My software development lifecycle has a mantra: correct, clear, concise, competitive. It's almost never worth optimizing code that doesn't do the right thing. Without tests, you don't know it does the right thing, or if it does things right. Without tests, you have little hope of knowing that your optimization retained correctness. If you keep clarity, concise code is always better than verbose code.
Fortunately, Parrot and Rakudo have several tests.
Yesterday's optimization was nice, but I figured there were still more possibilities for optimizations, even without adding complexity to the system.
Today's improvement was 17.53% on the NQP/Rakudo benchmark I've been using. (This benchmark is the single most expensive piece of code in all of Rakudo, and it exercises a lot of the paths that Perl 6 on Parrot will execute.)

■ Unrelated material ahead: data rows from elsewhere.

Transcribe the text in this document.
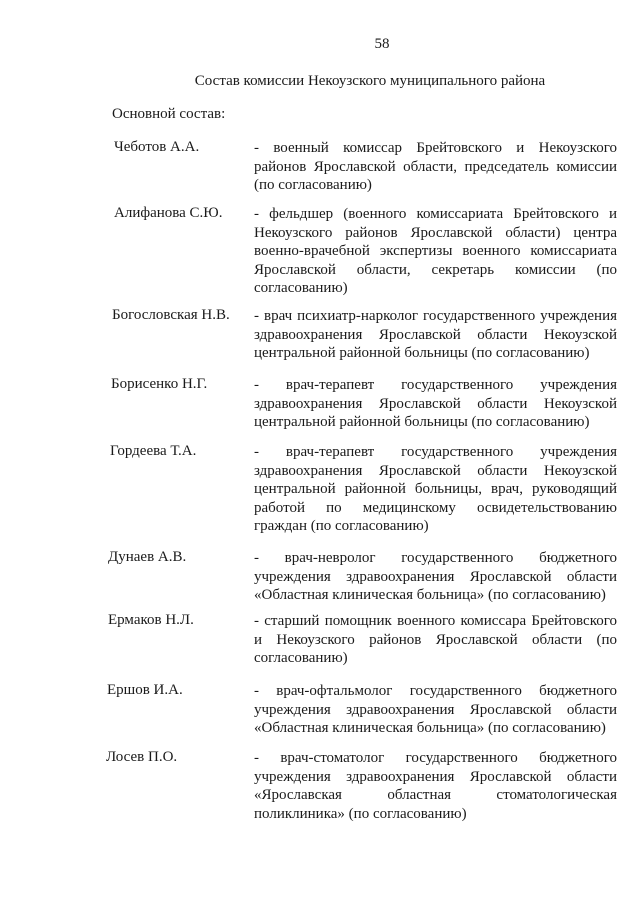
58
Состав комиссии Некоузского муниципального района
Основной состав:
Чеботов А.А.	- военный комиссар Брейтовского и Некоузского районов Ярославской области, председатель комиссии (по согласованию)
Алифанова С.Ю. - фельдшер (военного комиссариата Брейтовского и Некоузского районов Ярославской области) центра военно-врачебной экспертизы военного комиссариата Ярославской области, секретарь комиссии (по согласованию)
Богословская Н.В. - врач психиатр-нарколог государственного учреждения здравоохранения Ярославской области Некоузской центральной районной больницы (по согласованию)
Борисенко Н.Г.	- врач-терапевт государственного учреждения здравоохранения Ярославской области Некоузской центральной районной больницы (по согласованию)
Гордеева Т.А.	- врач-терапевт государственного учреждения здравоохранения Ярославской области Некоузской центральной районной больницы, врач, руководящий работой по медицинскому освидетельствованию граждан (по согласованию)
Дунаев А.В.	- врач-невролог государственного бюджетного учреждения здравоохранения Ярославской области «Областная клиническая больница» (по согласованию)
Ермаков Н.Л.	- старший помощник военного комиссара Брейтовского и Некоузского районов Ярославской области (по согласованию)
Ершов И.А.	- врач-офтальмолог государственного бюджетного учреждения здравоохранения Ярославской области «Областная клиническая больница» (по согласованию)
Лосев П.О.	- врач-стоматолог государственного бюджетного учреждения здравоохранения Ярославской области «Ярославская областная стоматологическая поликлиника» (по согласованию)
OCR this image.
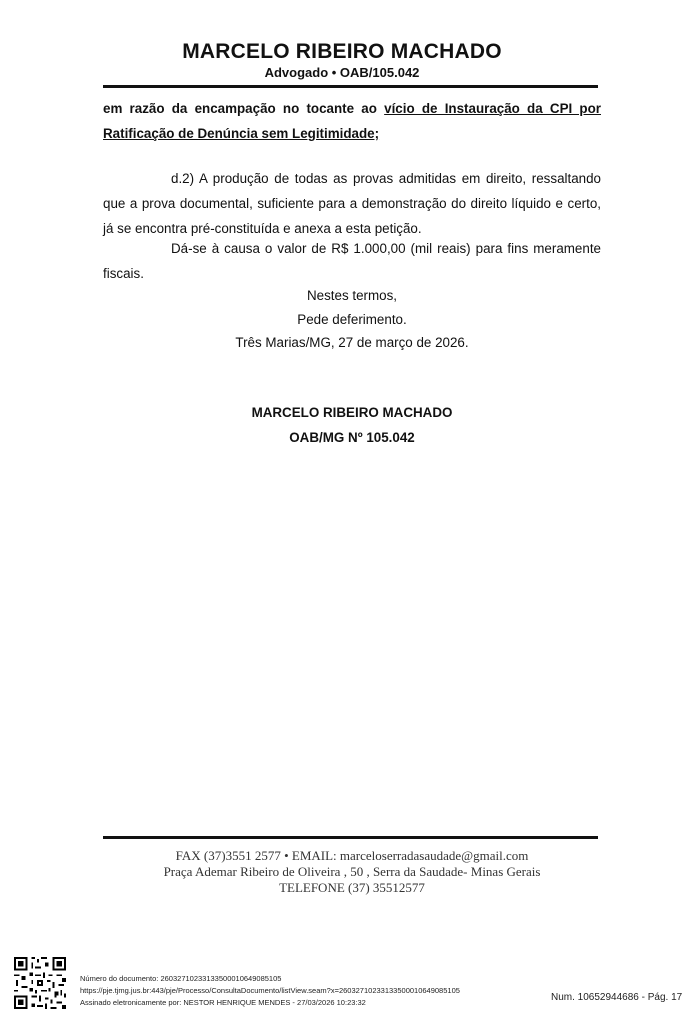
MARCELO RIBEIRO MACHADO
Advogado • OAB/105.042
em razão da encampação no tocante ao vício de Instauração da CPI por Ratificação de Denúncia sem Legitimidade;
d.2) A produção de todas as provas admitidas em direito, ressaltando que a prova documental, suficiente para a demonstração do direito líquido e certo, já se encontra pré-constituída e anexa a esta petição.
Dá-se à causa o valor de R$ 1.000,00 (mil reais) para fins meramente fiscais.
Nestes termos,
Pede deferimento.
Três Marias/MG, 27 de março de 2026.
MARCELO RIBEIRO MACHADO
OAB/MG Nº 105.042
FAX (37)3551 2577 • EMAIL: marceloserradasaudade@gmail.com
Praça Ademar Ribeiro de Oliveira , 50 , Serra da Saudade- Minas Gerais
TELEFONE (37) 35512577
Número do documento: 26032710233133500010649085105
https://pje.tjmg.jus.br:443/pje/Processo/ConsultaDocumento/listView.seam?x=26032710233133500010649085105
Assinado eletronicamente por: NESTOR HENRIQUE MENDES - 27/03/2026 10:23:32	Num. 10652944686 - Pág. 17
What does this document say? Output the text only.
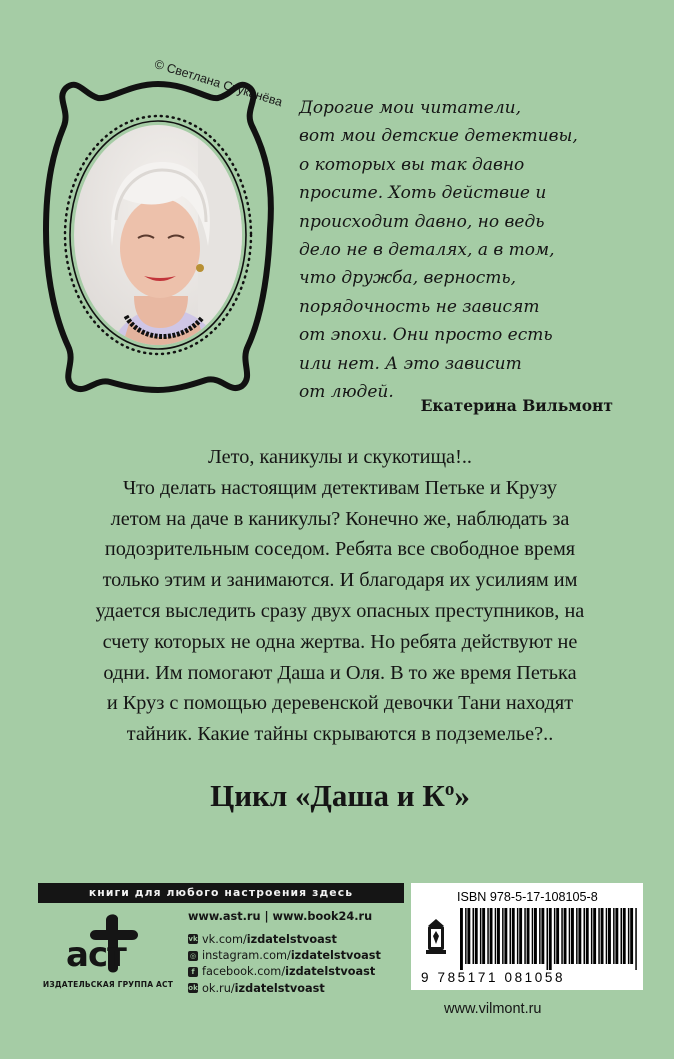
© Светлана Стуканёва Дорогие мои читатели,
вот мои детские детективы,
о которых вы так давно
просите. Хоть действие и
происходит давно, но ведь
дело не в деталях, а в том,
что дружба, верность,
порядочность не зависят
от эпохи. Они просто есть
или нет. А это зависит
от людей.
Екатерина Вильмонт
Лето, каникулы и скукотища!..
Что делать настоящим детективам Петьке и Крузу
летом на даче в каникулы? Конечно же, наблюдать за
подозрительным соседом. Ребята все свободное время
только этим и занимаются. И благодаря их усилиям им
удается выследить сразу двух опасных преступников, на
счету которых не одна жертва. Но ребята действуют не
одни. Им помогают Даша и Оля. В то же время Петька
и Круз с помощью деревенской девочки Тани находят
тайник. Какие тайны скрываются в подземелье?..
Цикл «Даша и $К^о$»
книги для любого настроения здесь
аст
ИЗДАТЕЛЬСКАЯ ГРУППА АСТ
www.ast.ru | www.book24.ru
vk vk.com/ izdatelstvoast
◎ instagram.com/ izdatelstvoast
f facebook.com/ izdatelstvoast
ok ok.ru/ izdatelstvoast
ISBN 978-5-17-108105-8
9 785171 081058
www.vilmont.ru
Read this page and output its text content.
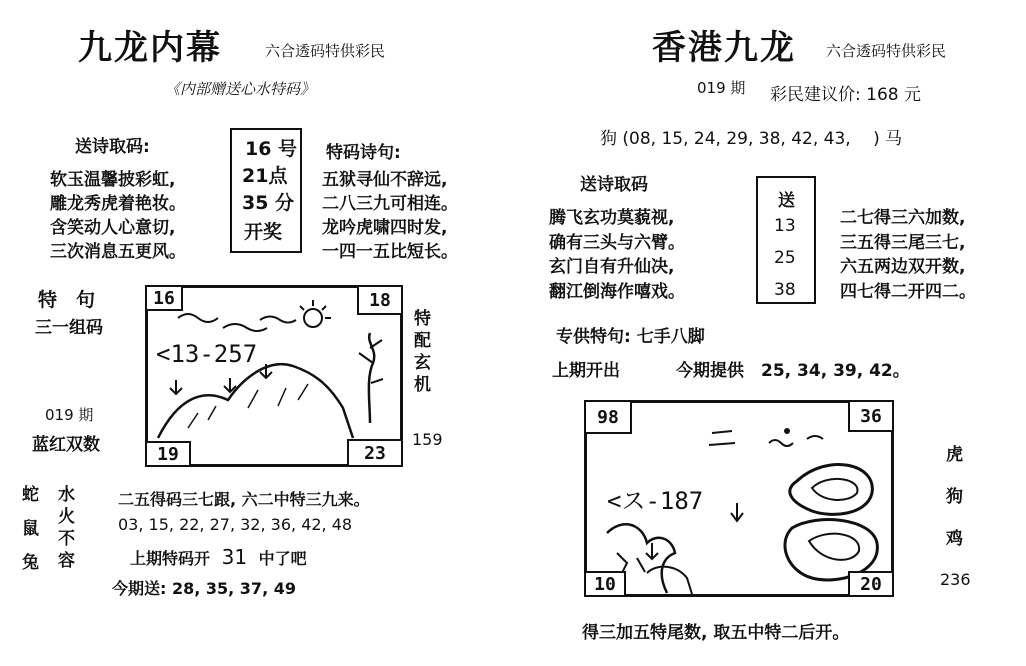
九龙内幕	六合透码特供彩民
《内部赠送心水特码》
送诗取码:
软玉温馨披彩虹,
雕龙秀虎着艳妆。
含笑动人心意切,
三次消息五更风。
16 号
21点
35 分
开奖
特码诗句:
五狱寻仙不辞远,
二八三九可相连。
龙吟虎啸四时发,
一四一五比短长。
特　句
三一组码
019 期
蓝红双数
<13-257
16	18
19	23
特
配
玄
机
159
蛇
鼠
兔
水
火
不
容
二五得码三七跟, 六二中特三九来。
03, 15, 22, 27, 32, 36, 42, 48
上期特码开 31 中了吧
今期送: 28, 35, 37, 49
香港九龙 六合透码特供彩民
019 期 彩民建议价: 168 元
狗 (08, 15, 24, 29, 38, 42, 43,　 ) 马
送诗取码
腾飞玄功莫藐视,
确有三头与六臂。
玄门自有升仙决,
翻江倒海作嘻戏。
送
13
25
38
二七得三六加数,
三五得三尾三七,
六五两边双开数,
四七得二开四二。
专供特句: 七手八脚
上期开出	今期提供　25, 34, 39, 42。
<ス-187
98	36
10	20
虎
狗
鸡
236
得三加五特尾数, 取五中特二后开。
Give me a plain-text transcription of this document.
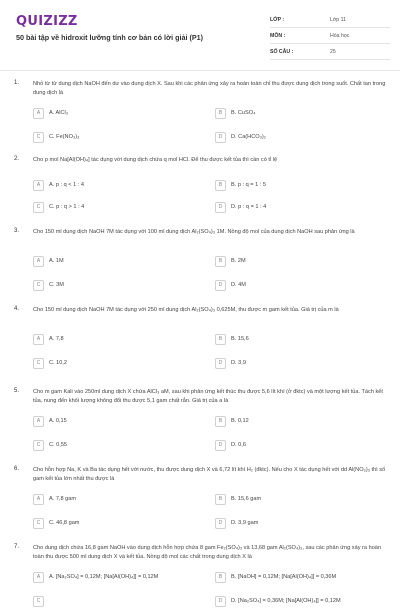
QUIZIZZ
50 bài tập về hidroxit lưỡng tính cơ bản có lời giải (P1)
LỚP :	Lớp 11
MÔN :	Hóa học
SỐ CÂU :	25
1. Nhỏ từ từ dung dịch NaOH đến dư vào dung dịch X. Sau khi các phản ứng xảy ra hoàn toàn chỉ thu được dung dịch trong suốt. Chất tan trong dung dịch là
A	A. AlCl₃	B	B. CuSO₄
C	C. Fe(NO₃)₃	D	D. Ca(HCO₃)₂
2. Cho p mol Na[Al(OH)₄] tác dụng với dung dịch chứa q mol HCl. Để thu được kết tủa thì cần có tỉ lệ
A	A. p : q < 1 : 4	B	B. p : q = 1 : 5
C	C. p : q > 1 : 4	D	D. p : q = 1 : 4
3. Cho 150 ml dung dịch NaOH 7M tác dụng với 100 ml dung dịch Al₂(SO₄)₃ 1M. Nồng độ mol của dung dịch NaOH sau phản ứng là
A	A. 1M	B	B. 2M
C	C. 3M	D	D. 4M
4. Cho 150 ml dung dịch NaOH 7M tác dụng với 250 ml dung dịch Al₂(SO₄)₃ 0,625M, thu được m gam kết tủa. Giá trị của m là
A	A. 7,8	B	B. 15,6
C	C. 10,2	D	D. 3,9
5. Cho m gam Kali vào 250ml dung dịch X chứa AlCl₃ aM, sau khi phản ứng kết thúc thu được 5,6 lít khí (ở đktc) và một lượng kết tủa. Tách kết tủa, nung đến khối lượng không đổi thu được 5,1 gam chất rắn. Giá trị của a là
A	A. 0,15	B	B. 0,12
C	C. 0,55	D	D. 0,6
6. Cho hỗn hợp Na, K và Ba tác dụng hết với nước, thu được dung dịch X và 6,72 lít khí H₂ (đktc). Nếu cho X tác dụng hết với dd Al(NO₃)₃ thì số gam kết tủa lớn nhất thu được là
A	A. 7,8 gam	B	B. 15,6 gam
C	C. 46,8 gam	D	D. 3,9 gam
7. Cho dung dịch chứa 16,8 gam NaOH vào dung dịch hỗn hợp chứa 8 gam Fe₂(SO₄)₃ và 13,68 gam Al₂(SO₄)₃, sau các phản ứng xảy ra hoàn toàn thu được 500 ml dung dịch X và kết tủa. Nồng độ mol các chất trong dung dịch X là
A	A. [Na₂SO₄] = 0,12M; [Na[Al(OH)₄]] = 0,12M	B	B. [NaOH] = 0,12M; [Na[Al(OH)₄]] = 0,36M
C	D	D. [Na₂SO₄] = 0,36M; [Na[Al(OH)₄]] = 0,12M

The Class PMC (which represents classes in Parrot) has an operation called
get_string
, which returns the name of the class. When there's no
namespace associated with the class, there's little work to do; the class
simply returns its name directly. If there is a namespace associated with the
class, the code gets the name of the namespace (in an array of strings), then
joins them all together into a string.
Prior to Parrot revision 26928, it did this work on every call. Besides calling several functions, it created and returned a new string for each call. I changed this code to cache the class name, and there's an immediate performance improvement in all OO code -- even the code I optimized yesterday. That's a nice benefit.
I may be able to remove the attribute I added to the Class PMC if I can prove that the short name and the long names are always isomorphic -- that is, if there's no reason never to use a short name if there's a long name. I think that's the case, but I can't prove it yet.
Sadly, this may be the last easy performance improvement for a while. The next three hotspots look much more complex to unravel.